I've never seen a good all-in-one kit, but the various bits are cheap. Here are some amazon links, not sure if they work everywhere, but you should get an idea. If you're in the UK, I'd recommend a supplier like Bitsbox, because they have a relatively limited range, so it's less overwhelming.
1. These Pots look OK
- you should be able to force them into the pins on the breadboard, and they're cheap.
- You're looking for 10-50k Linear pots, also often called B pots. So B10k is good, A10k isn't good. Single gang = one track. Dual gang = two tracks (like for a stereo volume control) you don't want dual gang for this kind of prototyping.
- You want pots with PCB pins you can force into the breadboard. Some pots have solder lugs - to use those, you'll have to solder on some bits of solid core 22awg wire, which you can then force into the breadboard.
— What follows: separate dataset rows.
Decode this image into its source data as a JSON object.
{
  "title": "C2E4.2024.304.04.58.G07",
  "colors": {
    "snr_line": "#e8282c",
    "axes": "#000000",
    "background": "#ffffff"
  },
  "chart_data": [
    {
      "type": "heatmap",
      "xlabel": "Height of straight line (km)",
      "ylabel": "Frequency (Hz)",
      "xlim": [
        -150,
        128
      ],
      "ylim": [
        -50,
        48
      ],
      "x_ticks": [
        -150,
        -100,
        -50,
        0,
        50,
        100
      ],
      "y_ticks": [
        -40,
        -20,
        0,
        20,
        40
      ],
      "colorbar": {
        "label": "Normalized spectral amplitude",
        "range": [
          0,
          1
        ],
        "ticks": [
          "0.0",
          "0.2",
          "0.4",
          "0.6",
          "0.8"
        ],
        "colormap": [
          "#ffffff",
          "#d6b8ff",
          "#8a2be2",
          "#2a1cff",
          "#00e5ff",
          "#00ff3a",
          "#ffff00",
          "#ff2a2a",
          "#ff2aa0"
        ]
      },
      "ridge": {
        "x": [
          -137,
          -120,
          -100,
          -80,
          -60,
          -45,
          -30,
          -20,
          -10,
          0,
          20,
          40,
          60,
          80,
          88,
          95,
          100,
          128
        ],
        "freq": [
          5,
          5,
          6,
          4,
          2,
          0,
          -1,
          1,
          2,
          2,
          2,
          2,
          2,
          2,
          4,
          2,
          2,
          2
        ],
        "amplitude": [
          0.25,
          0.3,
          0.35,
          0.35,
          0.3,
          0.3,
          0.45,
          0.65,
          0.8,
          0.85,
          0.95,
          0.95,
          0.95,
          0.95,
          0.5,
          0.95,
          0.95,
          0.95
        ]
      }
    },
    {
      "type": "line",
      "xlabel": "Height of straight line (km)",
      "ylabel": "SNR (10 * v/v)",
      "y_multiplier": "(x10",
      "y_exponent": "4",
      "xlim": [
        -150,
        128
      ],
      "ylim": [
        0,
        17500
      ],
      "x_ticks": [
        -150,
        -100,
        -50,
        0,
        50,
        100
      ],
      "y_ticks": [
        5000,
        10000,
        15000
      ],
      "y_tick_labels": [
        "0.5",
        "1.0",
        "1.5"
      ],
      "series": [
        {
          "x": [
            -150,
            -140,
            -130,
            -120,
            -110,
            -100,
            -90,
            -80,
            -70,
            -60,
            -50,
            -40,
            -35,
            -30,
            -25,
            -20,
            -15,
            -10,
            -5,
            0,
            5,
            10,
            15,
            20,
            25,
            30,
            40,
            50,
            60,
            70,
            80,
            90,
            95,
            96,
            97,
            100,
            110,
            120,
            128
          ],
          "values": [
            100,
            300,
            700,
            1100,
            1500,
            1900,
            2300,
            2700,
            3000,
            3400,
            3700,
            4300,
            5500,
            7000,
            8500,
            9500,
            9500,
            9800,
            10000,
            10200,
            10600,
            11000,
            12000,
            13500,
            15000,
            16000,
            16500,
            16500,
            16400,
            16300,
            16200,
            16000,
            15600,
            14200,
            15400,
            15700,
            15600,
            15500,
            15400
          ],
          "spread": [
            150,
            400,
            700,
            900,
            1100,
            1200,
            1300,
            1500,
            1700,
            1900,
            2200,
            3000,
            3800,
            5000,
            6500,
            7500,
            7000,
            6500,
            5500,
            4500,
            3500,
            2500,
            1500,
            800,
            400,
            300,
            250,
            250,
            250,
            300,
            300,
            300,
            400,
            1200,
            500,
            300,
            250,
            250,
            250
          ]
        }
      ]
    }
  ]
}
Remember, if you buy the wrong kind, it's probably quicker to buy some more, rather than messing about trying to get them to work...
- The neatest pots for breadboard are Alpha Vertical pots like these: http://www.bitsbox.co.uk/index.php?main_page=product_info&cPath=94_325&products_id=2287 with the tabs snipped off.
2. This Breadboard looks perfect
- Any common breadboard will work.
3. These Jumper wires are messy but quick and easy
- Or you can use any SOLID CORE reasonably thin wire, 22AWG is good, and you'll need wire strippers
4. I use these really tiny tactile buttons
- Any through hole tactile buttons should work - 2 pins or 4 pins, experiment to make sure you've found the pins that are switched!
- They're quite small and fiddly, but come in a bag of 50 so you've got plenty of spares...
5. I'd buy this bundle of LEDs
- Any LEDs will work. You'll probably need wire trimmers to make them a bit shorter and neater in the breadboard. When trimming, cut the long lead longer than the short lead, so you know which way round they go.
- Some LED bundles include flashing or multi-colour LEDs, which could be really confusing in this context.
- RGB (red, green, blue) LEDs are also fun if you connect them to 3 x PWM outputs.
6. If you use LEDs, you'll need resistors to protect the LEDs from excess current
- Any value from 220 ohms to 3,000 ohms (3K) should be fine - smaller the resistor value, the brighter the LED (ie 220R is very bright, 3K less bright). If you have 'ultrabright' LEDs, then they'll be REALLY bright with 220 ohm resistors, you might want 5k or 10k. They'll work fine, just burn your eyes
- The resistor type (carbon, metal film etc) doesn't matter here. But be careful with the value. If you buy 220K rather than 220R or 220Ω (same thing) then you won't be able to see your LED glowing, it will be so pale.
- Resistor value clarifier: Ohm = Ω = R. 1000 ohm = 1K. So 1000 Ohm = 1000Ω = 1000R = 1K. You sometimes see the notation where people write 4.7K as 4K7, I think because in old printing systems, the . might have got lost.
HAVE FUN, remember you probably can't break anything much.